一方、米国の4大ネットワークは、グーグルの動きに警戒感を示し番組配信を止めており、現時点でグーグルTVの販売状況は苦戦を強いられています。グーグルTVの登場は、今後の放送とインターネットによる動画配信ビジネスの構造を大きく変えていく可能性がありますが、同時に様々な課題解決への対応も急がれています。

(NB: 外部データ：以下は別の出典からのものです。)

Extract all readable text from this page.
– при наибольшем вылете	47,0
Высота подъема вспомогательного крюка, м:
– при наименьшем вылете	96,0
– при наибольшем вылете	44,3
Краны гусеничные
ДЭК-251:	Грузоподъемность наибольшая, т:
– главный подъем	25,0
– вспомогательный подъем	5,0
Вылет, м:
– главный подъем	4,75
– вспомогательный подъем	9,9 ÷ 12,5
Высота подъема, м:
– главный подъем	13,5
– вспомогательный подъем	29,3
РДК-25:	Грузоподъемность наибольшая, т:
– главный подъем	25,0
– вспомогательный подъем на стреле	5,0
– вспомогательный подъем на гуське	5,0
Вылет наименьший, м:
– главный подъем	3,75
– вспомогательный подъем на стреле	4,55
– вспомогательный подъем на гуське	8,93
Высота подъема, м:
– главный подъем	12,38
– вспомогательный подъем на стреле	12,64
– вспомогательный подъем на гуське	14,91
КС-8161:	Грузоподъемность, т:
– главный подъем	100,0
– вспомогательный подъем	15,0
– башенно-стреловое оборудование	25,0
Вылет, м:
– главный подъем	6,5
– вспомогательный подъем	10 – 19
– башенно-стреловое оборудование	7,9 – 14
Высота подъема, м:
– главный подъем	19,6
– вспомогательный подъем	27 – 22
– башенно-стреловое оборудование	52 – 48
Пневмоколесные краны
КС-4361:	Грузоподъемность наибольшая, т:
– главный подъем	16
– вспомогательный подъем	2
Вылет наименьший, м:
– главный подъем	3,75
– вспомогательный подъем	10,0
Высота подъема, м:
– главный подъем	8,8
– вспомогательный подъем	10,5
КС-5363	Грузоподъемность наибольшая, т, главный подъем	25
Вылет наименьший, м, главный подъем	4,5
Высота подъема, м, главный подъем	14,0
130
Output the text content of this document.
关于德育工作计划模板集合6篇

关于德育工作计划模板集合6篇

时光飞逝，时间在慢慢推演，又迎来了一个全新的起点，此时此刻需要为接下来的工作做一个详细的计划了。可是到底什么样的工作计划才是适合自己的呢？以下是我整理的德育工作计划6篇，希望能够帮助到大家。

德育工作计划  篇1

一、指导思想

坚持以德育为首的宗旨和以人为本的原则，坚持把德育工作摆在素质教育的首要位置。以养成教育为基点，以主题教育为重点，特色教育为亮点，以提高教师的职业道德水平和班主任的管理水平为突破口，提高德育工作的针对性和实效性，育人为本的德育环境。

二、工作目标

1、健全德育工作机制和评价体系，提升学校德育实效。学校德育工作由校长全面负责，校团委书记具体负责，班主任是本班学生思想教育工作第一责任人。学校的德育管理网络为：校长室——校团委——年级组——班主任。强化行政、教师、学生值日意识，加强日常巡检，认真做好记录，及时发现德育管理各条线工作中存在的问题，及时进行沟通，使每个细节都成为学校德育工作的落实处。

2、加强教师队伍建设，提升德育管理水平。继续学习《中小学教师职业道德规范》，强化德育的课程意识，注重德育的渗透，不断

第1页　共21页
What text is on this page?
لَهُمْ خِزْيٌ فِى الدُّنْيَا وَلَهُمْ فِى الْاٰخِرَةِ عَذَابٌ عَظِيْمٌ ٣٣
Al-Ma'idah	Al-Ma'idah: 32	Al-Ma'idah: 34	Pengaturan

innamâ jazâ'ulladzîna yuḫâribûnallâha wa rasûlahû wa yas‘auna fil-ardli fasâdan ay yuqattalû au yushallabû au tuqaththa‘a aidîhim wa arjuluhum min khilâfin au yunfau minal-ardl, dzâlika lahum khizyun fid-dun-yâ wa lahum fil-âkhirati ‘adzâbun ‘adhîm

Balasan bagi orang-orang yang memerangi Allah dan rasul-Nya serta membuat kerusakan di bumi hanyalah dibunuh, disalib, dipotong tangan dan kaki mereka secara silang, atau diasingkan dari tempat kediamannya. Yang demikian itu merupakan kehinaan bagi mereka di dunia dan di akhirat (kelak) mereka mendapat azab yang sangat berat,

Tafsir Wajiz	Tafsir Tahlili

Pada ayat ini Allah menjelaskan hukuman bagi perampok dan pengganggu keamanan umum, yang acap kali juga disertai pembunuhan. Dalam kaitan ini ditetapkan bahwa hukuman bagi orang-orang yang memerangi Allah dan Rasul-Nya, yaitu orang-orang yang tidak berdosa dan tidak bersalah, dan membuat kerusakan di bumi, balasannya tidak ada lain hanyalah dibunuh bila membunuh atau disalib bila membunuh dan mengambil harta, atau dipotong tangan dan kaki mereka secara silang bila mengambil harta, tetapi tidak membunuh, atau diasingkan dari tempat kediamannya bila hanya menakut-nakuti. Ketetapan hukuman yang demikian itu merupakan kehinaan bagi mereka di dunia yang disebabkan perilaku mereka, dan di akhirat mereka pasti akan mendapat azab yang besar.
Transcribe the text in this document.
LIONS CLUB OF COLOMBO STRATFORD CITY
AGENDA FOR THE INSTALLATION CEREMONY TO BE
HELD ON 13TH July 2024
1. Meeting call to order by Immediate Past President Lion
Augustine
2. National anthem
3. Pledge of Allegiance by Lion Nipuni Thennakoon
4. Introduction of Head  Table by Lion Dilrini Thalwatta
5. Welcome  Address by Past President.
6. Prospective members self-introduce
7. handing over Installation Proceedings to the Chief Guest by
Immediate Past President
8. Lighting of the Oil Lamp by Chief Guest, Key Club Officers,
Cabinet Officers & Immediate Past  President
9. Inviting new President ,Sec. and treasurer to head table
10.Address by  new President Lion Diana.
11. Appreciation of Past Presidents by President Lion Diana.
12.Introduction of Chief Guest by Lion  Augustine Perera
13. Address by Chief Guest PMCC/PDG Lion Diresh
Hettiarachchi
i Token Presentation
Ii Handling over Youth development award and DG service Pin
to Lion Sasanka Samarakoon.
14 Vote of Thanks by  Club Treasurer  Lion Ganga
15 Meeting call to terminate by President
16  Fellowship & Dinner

日本のメーカー各社もスマートテレビへの対応を急いでいます。スマートテレビ普及に鍵はコンテンツとなりますが、放送業界への対応など、著作権や情報通信法など法制度のあり方も含めて、検討を進めていく必要あります。テレビは、IT業界全体の視点で見ると、ネット化が遅れている端末である一方で、各家庭ではほぼ100%家の中心においている端末です。スマートテレビの流れが進めば、ビジネスモデルは大きく変化していくと考えられます。
スマートクラウド
最後に、クラウド関連について若干ふられてみたいと思います。「スマートクラウド」というキーワードは、総務省が2010年5月に「スマート・クラウド研究会報告書」を公表し、「スマート・クラウド戦略」の方向性を示しています。今後、様々な分野にクラウドの利用が進んでいくと予想されますが、スマートビジネスを支えていくためのクラウドの役割は大きいと言えるでしょう。
まとめ
以上、多少強引なところもありますが、スマートビジネスとして一括りにまとめてみました。様々な業界業種、そして、デバイスから社会インフラの仕組みづくりから、様々な視点で業界横断的なビジネスモデルを創造していくことが重要となってきていると言えるでしょう。